= Variety (radio) =

Radio format

Variety is a radio format that plays music across numerous genres. Free-form variety is associated with a wide range of programming including talk, sports, and music from a wide spectrum. This format is usually found on smaller, non-commercial public broadcasting stations such as college radio, community radio or high school radio stations. If a variety-formatted station has a program director, that person exerts little if any influence on the music or other programming choices beyond the normal regulatory control required by that country's licensing regulations.

Variety is also associated with full-service radio. This format is primarily found in the rural United States, on commercial AM stations, and on a few FM public radio stations (usually those that play jazz). These stations tend to favor older listeners and play a mix of music that focuses more on older mainstream music, although much broader than the typical suburban oldies or classic hits station; a full-service station will often play music from the adult standards, classic country, adult contemporary or ethnic formats as well. Full-service radio also regularly includes room for local news and talk.
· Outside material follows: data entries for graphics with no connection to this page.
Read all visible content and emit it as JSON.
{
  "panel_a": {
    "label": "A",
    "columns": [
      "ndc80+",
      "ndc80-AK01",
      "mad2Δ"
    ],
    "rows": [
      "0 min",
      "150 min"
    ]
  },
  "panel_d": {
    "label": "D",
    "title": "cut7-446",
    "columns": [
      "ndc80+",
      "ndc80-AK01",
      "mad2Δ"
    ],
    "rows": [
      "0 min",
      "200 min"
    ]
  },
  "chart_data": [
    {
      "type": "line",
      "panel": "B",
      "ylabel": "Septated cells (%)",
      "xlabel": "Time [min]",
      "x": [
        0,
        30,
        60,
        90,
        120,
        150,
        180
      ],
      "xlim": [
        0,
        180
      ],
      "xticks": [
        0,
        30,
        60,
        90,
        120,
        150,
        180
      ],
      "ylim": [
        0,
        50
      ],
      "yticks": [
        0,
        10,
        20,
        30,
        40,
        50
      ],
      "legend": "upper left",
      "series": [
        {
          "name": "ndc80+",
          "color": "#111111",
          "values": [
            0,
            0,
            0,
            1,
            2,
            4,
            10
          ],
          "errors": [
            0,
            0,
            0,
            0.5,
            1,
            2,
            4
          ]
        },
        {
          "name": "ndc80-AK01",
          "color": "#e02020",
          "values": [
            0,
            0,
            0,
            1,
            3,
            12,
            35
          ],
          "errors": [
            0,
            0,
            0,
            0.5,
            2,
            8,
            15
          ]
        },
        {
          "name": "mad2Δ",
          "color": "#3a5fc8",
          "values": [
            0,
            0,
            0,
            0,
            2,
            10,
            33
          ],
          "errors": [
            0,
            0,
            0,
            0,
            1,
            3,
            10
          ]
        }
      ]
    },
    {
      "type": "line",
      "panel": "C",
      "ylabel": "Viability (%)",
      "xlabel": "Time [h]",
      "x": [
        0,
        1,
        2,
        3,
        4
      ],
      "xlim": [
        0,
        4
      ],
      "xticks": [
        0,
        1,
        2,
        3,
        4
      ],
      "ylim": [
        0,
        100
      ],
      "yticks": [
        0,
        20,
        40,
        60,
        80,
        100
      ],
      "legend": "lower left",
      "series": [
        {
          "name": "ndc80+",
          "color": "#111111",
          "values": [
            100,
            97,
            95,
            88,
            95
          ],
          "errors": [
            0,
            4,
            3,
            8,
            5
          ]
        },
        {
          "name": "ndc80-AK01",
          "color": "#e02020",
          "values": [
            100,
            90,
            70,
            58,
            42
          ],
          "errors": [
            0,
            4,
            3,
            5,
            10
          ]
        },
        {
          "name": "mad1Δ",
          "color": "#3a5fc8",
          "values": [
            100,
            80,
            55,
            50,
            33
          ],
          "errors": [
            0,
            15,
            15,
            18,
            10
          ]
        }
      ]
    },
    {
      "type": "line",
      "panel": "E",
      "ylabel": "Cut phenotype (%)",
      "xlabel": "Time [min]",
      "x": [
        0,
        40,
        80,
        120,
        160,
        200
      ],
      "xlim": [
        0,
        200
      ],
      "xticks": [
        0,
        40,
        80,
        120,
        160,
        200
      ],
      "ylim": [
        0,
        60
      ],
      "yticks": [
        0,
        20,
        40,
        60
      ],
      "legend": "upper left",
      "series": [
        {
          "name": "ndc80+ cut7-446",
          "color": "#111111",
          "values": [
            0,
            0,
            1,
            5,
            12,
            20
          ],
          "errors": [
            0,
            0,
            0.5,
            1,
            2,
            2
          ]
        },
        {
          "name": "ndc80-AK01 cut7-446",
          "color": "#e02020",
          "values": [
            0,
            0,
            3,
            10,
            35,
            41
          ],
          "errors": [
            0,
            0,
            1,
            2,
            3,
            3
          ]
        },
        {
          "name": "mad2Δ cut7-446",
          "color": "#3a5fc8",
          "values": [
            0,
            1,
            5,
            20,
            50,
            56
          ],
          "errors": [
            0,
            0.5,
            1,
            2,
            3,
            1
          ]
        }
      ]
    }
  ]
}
Adult Contemporary and similarly formatted stations often brand with "mix" and "variety" to demonstrate the fact that they play music from several decades. However, these stations have much more restrictive playlists than true variety stations such as those in the freeform and full-service categories. An example is WBNW-FM in Binghamton, New York or www.varietyradio.co.uk. The phrase "variety hits" is a synonym for the adult hits format (typified by the "Male First Name FM" branding), which indeed usually has a larger variety than a typical hot AC station.